Padley Hall eventually fell into ruin, but part of the remains were restored into a chapel (pictured).

==Honours==

Fitzherbert was never induced to take holy orders. When a proposal was made in 1607 to send a bishop to England, Fitzherbert was mentioned by Father Augustine, Prior of the English monks at Douay, as a worthy of becoming a bishop, but he considered himself unworthy of even the lowest ecclesiastical orders.

On Cardinal Allen's death, recommendations were made to Philip II of Spain to note who should receive any of the King's generosity. The note records that:

Nicholas Fierberti, copyist and servant from the beginning of the cardinaliate. A gentleman of very noble birth whose relatives have suffered much for their Catholic faith ... His father died in imprisonment of 26 years for the faith, and his uncle also left this life in prison for the same cause, after having been incarcerated for 32 years continuously.
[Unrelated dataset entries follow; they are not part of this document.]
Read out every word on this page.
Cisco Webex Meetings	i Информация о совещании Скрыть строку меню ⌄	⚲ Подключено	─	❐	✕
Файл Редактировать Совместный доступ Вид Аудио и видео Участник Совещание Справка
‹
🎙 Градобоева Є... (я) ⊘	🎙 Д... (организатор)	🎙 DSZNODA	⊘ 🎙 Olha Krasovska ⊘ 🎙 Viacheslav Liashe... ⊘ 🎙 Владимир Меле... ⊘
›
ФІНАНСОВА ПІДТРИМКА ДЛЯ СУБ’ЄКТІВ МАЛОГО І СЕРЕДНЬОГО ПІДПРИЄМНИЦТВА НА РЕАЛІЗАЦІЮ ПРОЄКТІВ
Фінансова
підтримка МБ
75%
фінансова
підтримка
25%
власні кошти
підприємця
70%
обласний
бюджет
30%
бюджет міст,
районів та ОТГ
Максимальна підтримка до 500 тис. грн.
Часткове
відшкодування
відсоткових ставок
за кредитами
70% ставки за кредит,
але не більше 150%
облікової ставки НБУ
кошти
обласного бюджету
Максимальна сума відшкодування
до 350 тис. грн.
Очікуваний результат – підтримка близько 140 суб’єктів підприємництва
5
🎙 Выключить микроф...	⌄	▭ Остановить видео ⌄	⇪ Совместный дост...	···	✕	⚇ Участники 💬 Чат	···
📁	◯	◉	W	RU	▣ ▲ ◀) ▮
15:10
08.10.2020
Fitzherbert accidentally drowned while attempting to cross a brook, a few miles south of Florence, on 6 November 1612 on his way to Rome. He was buried in the Benedictine abbey of the Badia at Florence.

==Publications==
- Della Casa, Giovanni, Ioannis Casae Galathaeus, sive de Moribus, Liber Italicus. A Nicolao Fierberto Anglo-Latine expressus, Rome, Gilotti, 1595, 8vo. Dedicated to Didacus de Campo, chamberlain to Clement VIII. Reprinted in Padua, 1728, 8vo.
- Oxoniensis in Anglia Academiae Descriptio, Rome, 1602, 8vo, dedicated to Bernardinus Paulinus, datary to Clement VIII. Reprinted by Thomas Hearne in vol. ix. of Leland's Itinerary, 1712.
- De Antiquitate et continuatione religionis in Anglia et de Alani Cardinalis vita libellus Rome, 1608 and 1638, 8vo, dedicated to Pope Paul V. The biography was reprinted at Antwerp, 1621, 8vo, and in Thomas Francis Knox, Letters and Memorials of Cardinal Allen, (London) 1882, pp. 3–20.